Publication details

Resurrection of Proteocephalus sagittus (Grimm, 1872) (Cestoda: Proteocephalidea) based on morphological and molecular data



Year of publication 2003
Type Article in Periodical
Magazine / Source Systematic Parasitology
MU Faculty or unit

Faculty of Science

Field Zoology
Keywords ressurection; Proteocephalus sagittus; Barbatula barbatula; molecular data; morphology
Description This paper presents a redescription of the proteocephalidean cestode Proteocephalus sagittus (Grimm, 1872) based on freshly collected specimens from the type-host, the stone loach Barbatula barbatula (L.) (family Balitoridae), from the Czech Republic.

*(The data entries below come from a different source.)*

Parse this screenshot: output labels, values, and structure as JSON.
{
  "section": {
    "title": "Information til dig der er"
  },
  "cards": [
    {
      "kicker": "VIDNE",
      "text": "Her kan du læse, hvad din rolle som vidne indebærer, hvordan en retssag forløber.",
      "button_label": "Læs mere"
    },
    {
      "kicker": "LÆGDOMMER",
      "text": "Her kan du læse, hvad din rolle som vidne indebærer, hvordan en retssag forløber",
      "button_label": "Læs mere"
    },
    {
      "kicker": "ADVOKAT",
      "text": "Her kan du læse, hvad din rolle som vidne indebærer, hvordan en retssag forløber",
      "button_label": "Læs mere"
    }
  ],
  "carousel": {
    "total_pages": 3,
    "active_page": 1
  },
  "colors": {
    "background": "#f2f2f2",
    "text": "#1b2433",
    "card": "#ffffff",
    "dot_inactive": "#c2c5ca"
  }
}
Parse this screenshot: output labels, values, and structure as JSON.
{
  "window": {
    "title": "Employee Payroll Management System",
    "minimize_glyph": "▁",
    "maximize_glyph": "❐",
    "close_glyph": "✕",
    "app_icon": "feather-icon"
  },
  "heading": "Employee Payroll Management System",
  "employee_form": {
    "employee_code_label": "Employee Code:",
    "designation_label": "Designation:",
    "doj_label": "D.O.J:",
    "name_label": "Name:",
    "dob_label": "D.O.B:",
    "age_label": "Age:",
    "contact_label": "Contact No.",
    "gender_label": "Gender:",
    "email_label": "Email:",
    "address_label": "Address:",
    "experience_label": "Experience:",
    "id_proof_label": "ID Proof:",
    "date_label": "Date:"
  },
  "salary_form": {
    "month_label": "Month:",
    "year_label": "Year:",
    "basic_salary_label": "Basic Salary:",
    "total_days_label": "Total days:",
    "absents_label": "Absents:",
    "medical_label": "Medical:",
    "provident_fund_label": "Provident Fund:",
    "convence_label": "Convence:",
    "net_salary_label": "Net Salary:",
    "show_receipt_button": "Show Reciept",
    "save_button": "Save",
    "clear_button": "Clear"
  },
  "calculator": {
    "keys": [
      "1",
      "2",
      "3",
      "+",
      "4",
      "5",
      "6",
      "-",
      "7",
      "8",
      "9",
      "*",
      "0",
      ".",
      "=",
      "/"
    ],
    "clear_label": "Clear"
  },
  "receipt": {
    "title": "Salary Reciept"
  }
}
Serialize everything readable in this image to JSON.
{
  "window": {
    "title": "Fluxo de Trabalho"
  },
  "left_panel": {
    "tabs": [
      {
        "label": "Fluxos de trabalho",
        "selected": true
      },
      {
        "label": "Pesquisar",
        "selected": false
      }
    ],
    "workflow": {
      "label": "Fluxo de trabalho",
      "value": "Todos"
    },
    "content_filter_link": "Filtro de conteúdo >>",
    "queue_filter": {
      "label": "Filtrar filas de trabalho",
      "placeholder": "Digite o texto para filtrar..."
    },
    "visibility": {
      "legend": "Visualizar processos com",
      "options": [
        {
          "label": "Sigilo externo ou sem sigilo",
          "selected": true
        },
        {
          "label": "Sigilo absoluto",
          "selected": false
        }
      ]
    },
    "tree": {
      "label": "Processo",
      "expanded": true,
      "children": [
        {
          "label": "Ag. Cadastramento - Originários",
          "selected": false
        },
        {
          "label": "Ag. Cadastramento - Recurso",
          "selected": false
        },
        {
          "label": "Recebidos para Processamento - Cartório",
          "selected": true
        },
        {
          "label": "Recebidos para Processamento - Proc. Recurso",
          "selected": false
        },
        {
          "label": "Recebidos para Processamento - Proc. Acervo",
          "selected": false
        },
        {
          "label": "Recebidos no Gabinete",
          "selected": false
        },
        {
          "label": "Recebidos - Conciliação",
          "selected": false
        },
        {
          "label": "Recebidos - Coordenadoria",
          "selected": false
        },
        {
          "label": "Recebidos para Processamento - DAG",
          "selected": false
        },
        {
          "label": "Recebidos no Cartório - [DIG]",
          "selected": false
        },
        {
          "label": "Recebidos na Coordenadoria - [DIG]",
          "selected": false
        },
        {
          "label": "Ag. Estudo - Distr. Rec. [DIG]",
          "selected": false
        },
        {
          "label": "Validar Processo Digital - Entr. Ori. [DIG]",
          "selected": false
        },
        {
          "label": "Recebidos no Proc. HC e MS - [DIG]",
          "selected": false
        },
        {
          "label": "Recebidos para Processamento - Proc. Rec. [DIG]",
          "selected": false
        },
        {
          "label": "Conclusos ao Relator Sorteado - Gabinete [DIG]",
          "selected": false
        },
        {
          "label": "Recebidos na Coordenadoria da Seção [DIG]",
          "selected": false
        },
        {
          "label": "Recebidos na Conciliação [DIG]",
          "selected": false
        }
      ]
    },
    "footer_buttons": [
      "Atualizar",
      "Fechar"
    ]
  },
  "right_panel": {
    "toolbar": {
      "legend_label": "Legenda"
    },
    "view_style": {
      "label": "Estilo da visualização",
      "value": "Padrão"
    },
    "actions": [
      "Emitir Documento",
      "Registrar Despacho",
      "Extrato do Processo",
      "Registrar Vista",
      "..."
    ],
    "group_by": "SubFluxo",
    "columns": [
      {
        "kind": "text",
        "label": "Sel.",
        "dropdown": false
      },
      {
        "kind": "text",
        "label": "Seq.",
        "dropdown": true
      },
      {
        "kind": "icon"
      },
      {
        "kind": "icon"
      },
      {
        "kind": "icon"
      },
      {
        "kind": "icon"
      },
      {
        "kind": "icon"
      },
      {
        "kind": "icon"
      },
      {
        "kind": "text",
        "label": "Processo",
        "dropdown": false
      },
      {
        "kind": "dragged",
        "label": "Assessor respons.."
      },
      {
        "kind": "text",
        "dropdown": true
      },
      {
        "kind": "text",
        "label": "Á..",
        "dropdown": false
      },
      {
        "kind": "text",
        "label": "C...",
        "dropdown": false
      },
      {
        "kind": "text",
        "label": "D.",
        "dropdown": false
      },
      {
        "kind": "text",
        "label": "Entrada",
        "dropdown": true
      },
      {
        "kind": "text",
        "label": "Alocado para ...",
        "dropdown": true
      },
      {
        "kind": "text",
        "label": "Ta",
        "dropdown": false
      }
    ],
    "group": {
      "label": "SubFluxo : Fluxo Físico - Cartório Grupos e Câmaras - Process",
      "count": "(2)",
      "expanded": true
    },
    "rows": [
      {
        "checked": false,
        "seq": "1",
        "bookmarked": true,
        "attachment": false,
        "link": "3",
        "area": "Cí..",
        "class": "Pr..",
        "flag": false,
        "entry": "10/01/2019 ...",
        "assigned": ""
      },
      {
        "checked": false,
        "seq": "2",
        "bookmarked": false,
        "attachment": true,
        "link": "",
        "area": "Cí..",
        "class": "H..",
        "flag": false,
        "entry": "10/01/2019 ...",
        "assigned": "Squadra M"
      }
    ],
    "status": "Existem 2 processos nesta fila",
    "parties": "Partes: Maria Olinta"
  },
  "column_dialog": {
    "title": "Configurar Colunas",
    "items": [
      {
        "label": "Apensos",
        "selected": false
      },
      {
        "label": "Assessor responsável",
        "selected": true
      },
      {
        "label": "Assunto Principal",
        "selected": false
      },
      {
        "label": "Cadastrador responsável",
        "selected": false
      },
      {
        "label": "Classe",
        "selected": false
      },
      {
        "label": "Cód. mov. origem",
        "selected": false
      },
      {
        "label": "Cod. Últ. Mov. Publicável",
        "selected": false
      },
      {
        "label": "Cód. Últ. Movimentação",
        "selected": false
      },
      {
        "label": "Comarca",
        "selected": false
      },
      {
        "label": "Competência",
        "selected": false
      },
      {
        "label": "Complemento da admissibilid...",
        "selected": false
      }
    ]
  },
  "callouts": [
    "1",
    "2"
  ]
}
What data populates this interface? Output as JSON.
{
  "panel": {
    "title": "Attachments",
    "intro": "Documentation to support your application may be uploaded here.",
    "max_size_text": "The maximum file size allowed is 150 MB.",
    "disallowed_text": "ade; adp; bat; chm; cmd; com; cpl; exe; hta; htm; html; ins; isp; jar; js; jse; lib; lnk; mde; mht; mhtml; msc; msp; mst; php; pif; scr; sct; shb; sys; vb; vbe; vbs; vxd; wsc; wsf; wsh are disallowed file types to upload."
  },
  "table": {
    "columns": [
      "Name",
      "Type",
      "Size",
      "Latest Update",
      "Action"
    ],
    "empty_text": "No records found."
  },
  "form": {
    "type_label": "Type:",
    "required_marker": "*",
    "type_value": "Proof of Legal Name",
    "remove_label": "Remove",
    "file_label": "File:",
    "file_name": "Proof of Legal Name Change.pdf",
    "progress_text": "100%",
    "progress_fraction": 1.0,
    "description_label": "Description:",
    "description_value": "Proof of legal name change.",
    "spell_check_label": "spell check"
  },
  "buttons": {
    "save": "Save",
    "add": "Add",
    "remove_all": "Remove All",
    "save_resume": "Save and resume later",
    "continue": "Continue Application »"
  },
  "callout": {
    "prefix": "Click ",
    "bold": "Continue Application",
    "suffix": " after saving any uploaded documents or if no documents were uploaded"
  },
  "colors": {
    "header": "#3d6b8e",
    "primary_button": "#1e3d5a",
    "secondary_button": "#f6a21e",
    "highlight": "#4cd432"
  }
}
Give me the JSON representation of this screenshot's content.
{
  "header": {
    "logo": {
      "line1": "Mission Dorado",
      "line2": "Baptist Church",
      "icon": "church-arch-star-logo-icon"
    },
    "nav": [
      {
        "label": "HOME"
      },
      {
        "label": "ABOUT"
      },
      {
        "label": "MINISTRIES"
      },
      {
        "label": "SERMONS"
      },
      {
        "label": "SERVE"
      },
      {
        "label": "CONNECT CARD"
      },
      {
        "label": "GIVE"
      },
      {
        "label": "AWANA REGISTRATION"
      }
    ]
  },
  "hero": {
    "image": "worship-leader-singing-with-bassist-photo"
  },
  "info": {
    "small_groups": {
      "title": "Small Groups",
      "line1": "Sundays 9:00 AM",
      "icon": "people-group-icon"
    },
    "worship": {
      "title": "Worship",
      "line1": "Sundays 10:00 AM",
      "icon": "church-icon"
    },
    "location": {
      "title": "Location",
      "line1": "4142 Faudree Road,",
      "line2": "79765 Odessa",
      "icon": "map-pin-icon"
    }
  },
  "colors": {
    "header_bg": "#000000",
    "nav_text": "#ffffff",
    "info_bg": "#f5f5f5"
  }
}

This species has recently been synonymised with P. torulosus (Batsch, 1786), a parasite of cyprinid fishes in the Holarctic Region, but it differs in the following characters: (i) scolex morphology (scolex rounded, with more apically situated suckers and lacking longitudinal wrinkles in P. sagittus versus large and club-shaped, with more laterally situated suckers and longitudinal wrinkles in P. torulosus); (ii) position of the vagina (opens anterior to the cirrus-sac in P. sagittus versus overlapping its distal region dorsally in P. torulosus); (iii) length of the cirrus-sac (shorter in P. sagittus); (iv) osmoregulatory canals (more distinct and situated more laterally, but almost indistinguishable and more medial in P. torulosus); and (v) sequences of the partial 18S rRNA (V4 region - 96.9% similarity) and 5.8S-ITS2 genes (65.9% similarity). P. pamirensis Dzhalilov & Ashurova, 1971, a poorly described species from the Tibetan stone loach Noemacheilus stoliczkai[= Tryplophysa stoliczkae (Steindachner)] in Tadjikistan, is synonymised with P. sagittus.